The whisperer has evolved over the years, and the technology behind it has evolved, but it has always followed a few principles:

  1. The technology stack selection should match the product development stage. Products have different requirements for technology at different stages. The earlier the product is, the higher the requirements for iteration efficiency will be. After commercialization, the higher the requirements for stability and performance will be. It is not necessary to start with the most advanced technical solutions, but rather to consider and trade off with the production phase.

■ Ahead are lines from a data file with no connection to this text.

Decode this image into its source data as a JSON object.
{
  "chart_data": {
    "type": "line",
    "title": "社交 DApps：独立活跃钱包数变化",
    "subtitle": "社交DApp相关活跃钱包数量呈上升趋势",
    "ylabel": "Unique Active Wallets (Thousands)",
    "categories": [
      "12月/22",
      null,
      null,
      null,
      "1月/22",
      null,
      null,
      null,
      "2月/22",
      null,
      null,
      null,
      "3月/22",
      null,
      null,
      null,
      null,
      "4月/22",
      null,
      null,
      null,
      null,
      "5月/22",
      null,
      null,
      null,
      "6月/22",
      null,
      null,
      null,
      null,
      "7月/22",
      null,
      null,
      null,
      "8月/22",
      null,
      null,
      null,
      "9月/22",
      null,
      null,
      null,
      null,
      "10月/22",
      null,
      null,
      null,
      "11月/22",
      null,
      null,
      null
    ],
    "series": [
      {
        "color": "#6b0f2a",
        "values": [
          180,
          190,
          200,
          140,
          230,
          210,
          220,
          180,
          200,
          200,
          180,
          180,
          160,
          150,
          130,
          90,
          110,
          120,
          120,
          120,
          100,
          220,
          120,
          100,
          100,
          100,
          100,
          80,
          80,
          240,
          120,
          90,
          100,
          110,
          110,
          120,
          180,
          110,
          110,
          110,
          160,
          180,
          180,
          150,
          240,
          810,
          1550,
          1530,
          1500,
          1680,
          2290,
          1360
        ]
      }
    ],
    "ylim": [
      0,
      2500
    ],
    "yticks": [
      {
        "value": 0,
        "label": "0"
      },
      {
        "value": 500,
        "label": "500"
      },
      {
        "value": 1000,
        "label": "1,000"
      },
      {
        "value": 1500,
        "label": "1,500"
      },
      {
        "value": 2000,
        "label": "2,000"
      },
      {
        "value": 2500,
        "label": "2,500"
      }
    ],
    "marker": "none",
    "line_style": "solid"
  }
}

  2. The selection of technology stack should be combined with the technical background of team members. The reason why Yuqi chooses JavaScript full stack is that most of the incubating team of Yuqi are programmers with JavaScript background. Meanwhile, Node.js is also a first-class citizen in Ant, with relatively perfect supporting facilities.
  3. The most important thing is that whatever technology stack you choose, security, stability, and maintainable (scalable) should always be considered. What language and service you use will change, but these basic security considerations, stability considerations, and how to write maintainable code are all important factors in determining the long-term viability of a project.

“Alibaba Cloud originators pay close attention to technical fields such as microservice, Serverless, container and Service Mesh, focus on cloud native popular technology trends and large-scale implementation of cloud native, and become the technical circle that knows most about cloud native developers.”